Franck–Condon factors in studies of dynamics of chemical reactions. I. General theory, application to collinear atom–diatom reactions

Abstract

We derive and show the utility of an approximate theory of chemical dynamics based on a generalized Franck–Condon factor. We begin by showing how the general expression for the transition matrix for an electronically adiabatic reaction may be rewritten in terms of a transition between two surfaces through the use of a quasiadiabatic representation. This exact transition matrix may be reduced to a Franck–Condon overlap integral in a variety of ways, and one possible sequence of approximations for accomplishing this reduction is outlined.
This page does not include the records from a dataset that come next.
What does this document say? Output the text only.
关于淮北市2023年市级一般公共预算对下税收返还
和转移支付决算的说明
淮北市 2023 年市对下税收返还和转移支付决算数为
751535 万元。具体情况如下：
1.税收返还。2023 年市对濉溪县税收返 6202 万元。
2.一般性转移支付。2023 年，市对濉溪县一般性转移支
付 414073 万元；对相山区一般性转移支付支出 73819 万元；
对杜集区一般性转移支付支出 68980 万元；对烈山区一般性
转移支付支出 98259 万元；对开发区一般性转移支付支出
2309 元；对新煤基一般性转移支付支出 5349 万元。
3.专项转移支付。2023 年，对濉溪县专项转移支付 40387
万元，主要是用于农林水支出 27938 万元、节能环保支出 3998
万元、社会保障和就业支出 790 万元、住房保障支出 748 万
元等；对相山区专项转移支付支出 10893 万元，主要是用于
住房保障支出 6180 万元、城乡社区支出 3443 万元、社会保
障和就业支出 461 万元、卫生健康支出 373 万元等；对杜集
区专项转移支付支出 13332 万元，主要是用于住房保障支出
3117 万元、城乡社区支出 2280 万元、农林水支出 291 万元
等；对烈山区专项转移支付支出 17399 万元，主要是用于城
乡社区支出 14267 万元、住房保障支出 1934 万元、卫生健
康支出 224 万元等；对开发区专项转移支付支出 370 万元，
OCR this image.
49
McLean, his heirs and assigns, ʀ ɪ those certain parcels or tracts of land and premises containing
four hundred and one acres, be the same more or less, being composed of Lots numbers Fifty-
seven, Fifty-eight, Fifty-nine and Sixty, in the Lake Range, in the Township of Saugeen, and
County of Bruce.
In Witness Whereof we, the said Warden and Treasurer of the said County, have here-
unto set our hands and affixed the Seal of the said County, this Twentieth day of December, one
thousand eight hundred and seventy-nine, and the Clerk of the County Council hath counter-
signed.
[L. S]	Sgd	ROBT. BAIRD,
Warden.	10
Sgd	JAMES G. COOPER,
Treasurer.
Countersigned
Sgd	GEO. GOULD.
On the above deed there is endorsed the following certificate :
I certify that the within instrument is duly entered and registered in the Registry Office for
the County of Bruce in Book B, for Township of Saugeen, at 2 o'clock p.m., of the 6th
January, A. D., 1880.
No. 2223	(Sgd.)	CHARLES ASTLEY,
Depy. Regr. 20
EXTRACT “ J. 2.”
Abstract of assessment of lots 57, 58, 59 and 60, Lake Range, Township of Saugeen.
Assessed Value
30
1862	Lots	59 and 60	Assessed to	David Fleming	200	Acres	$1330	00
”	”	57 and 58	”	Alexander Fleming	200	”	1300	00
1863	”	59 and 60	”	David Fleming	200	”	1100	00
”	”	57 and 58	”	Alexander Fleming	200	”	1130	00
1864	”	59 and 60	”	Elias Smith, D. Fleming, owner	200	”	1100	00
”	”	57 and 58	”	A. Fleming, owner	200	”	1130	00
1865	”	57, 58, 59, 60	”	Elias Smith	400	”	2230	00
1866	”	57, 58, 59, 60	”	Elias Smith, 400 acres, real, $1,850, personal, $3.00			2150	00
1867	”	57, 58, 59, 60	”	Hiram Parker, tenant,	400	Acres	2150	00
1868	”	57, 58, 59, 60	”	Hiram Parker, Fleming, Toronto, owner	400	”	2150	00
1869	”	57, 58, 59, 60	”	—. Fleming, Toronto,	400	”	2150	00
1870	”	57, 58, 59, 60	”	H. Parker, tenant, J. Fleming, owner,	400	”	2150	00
We neglect terms due to virtual transitions to excited electronic states, make a Born–Oppenheimer approximation, neglect terms involving gradients of the nuclear wavefunction (low kinetic energy approximation), and finally make a Franck–Condon approximation. The overlap is then evaluated for the special case of collinear exoergic atom–diatom reactions for the purpose of studying product state vibrational distributions in these reactions. The evaluation is done approximately by using physical arguments to estimate the general appearance of the reagent and product quasiadiabatic surfaces, and assuming separable solutions to the Schrödinger equation on each surface. The overlap integral is then further approximated by expanding the integrand about the nuclear configuration of maximum overlap. This enables us to obtain a simple analytical result for the product state distribution, using either harmonic or Morse oscillator vibrational wavefunctions. We then use the resulting expressions to study the dynamics of the collinear F+H₂(D₂) and H(D)+Cl₂ reactions. In both applications we find that the Franck–Condon overlap is capable of a qualitatively correct description of the product state distributions, including dependence on reagent translational energy, mass ratios, and various features of the potential energy surface. Furthermore, a physical description of the origin of a dynamic threshold effect in the F+H₂(D₂) reaction is provided, as is a simple interpretation of the role of potential energy release behavior in the determination of product state distributions.